We’re coming up on two full years this August since Colin Kaepernick first took a knee during the Niners national anthem ceremony. (Well, actually, he started by just sitting down.) Who would have guessed that the NFL would still not have any good “exit strategy” to a story that has not been as financially disastrous as some would insist, but remains a nagging burr in the league’s ass?
This week, safety Eric Reid jumped in the collusion pool, filing a grievance against the NFL for collusion. He might have a pretty good case. At just 26, and without the system and leadership components that are a tricky fit for a QB, he should have been signed by now. But is it collusion, if it’s simply that no owner wants the headache? And by headache, I don’t just mean potential future kneeling, I mean the media headache of what signing Reid would bring. Does he need a smoking gun memo from somebody in a front office? Or will circumstantial evidence get it done? I’m not a lawyer, so don’t @ me.

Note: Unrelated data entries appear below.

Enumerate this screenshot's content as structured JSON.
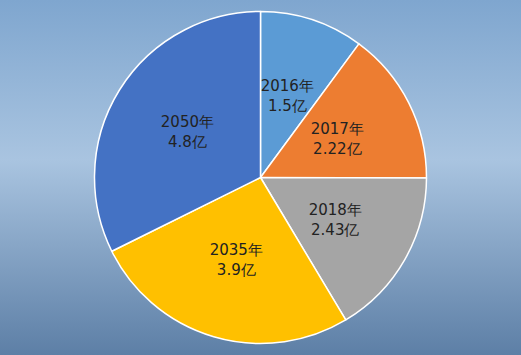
{
  "chart_data": {
    "type": "pie",
    "categories": [
      "2016年",
      "2017年",
      "2018年",
      "2035年",
      "2050年"
    ],
    "values": [
      1.5,
      2.22,
      2.43,
      3.9,
      4.8
    ],
    "value_labels": [
      "1.5亿",
      "2.22亿",
      "2.43亿",
      "3.9亿",
      "4.8亿"
    ],
    "colors": [
      "#5b9bd5",
      "#ed7d31",
      "#a5a5a5",
      "#ffc000",
      "#4472c4"
    ],
    "data_labels": true
  }
}
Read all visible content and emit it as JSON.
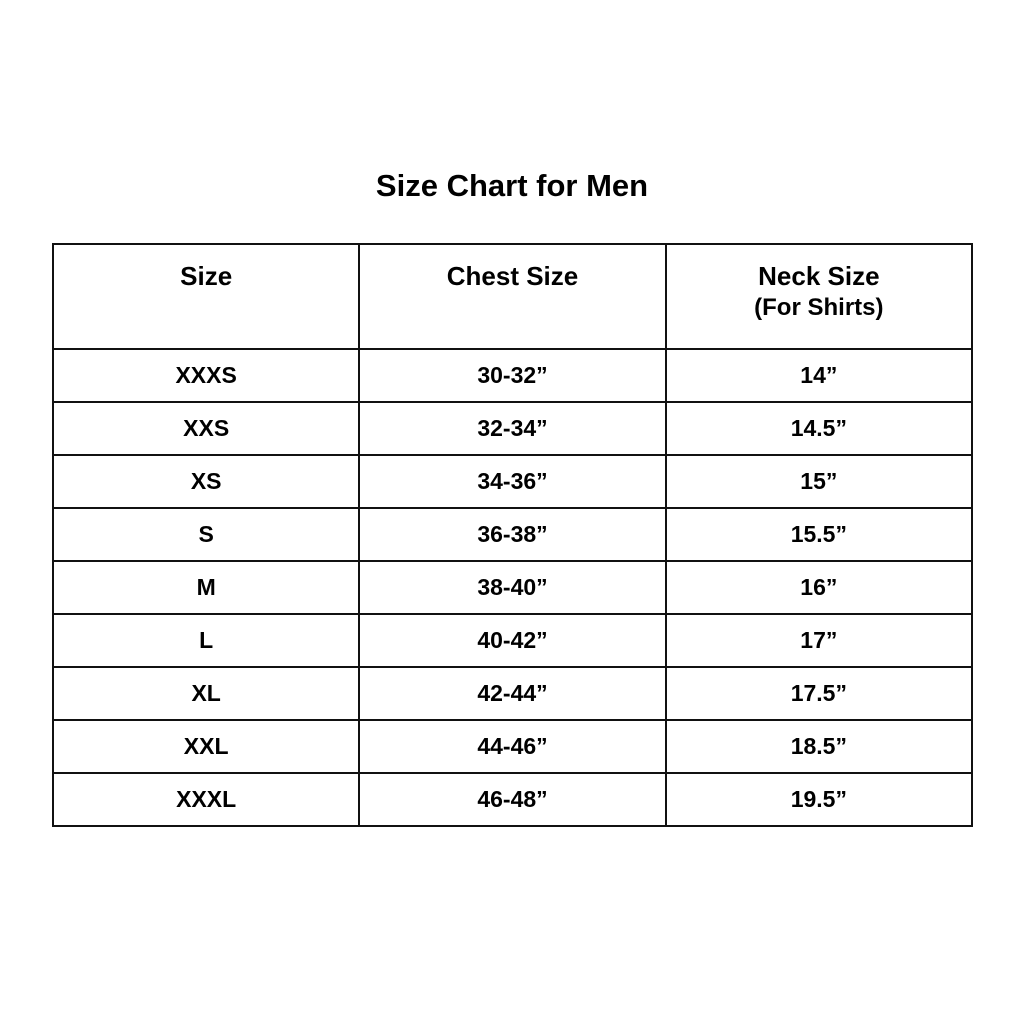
{
  "title": "Size Chart for Men",
  "headers": [
    {
      "label": "Size",
      "sub": ""
    },
    {
      "label": "Chest Size",
      "sub": ""
    },
    {
      "label": "Neck Size",
      "sub": "(For Shirts)"
    }
  ],
  "rows": [
    [
      "XXXS",
      "30-32”",
      "14”"
    ],
    [
      "XXS",
      "32-34”",
      "14.5”"
    ],
    [
      "XS",
      "34-36”",
      "15”"
    ],
    [
      "S",
      "36-38”",
      "15.5”"
    ],
    [
      "M",
      "38-40”",
      "16”"
    ],
    [
      "L",
      "40-42”",
      "17”"
    ],
    [
      "XL",
      "42-44”",
      "17.5”"
    ],
    [
      "XXL",
      "44-46”",
      "18.5”"
    ],
    [
      "XXXL",
      "46-48”",
      "19.5”"
    ]
  ]
}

Meanwhile, a new front has opened up when it comes to cheerleaders. And of course, #MeToo has been gasoline on the fire. NFL cheerleaders are treated worse than interns. But there’s a long line of them who want the (crummy) gig. Now the Redskins are accused of some unproven, thinly documented, impossible to DIS-prove things that sure don’t sound or look good, but are not even misdemeanor crimes. And it all happened 5 years ago.
The NY Times story below got 5 cheerleaders on record to tell their side of it. The Redskins vigorously dispute almost every part of it. There is no visual or physical evidence. But as expected, the hot take columns are already flying. The NFL says they will investigate. Good times.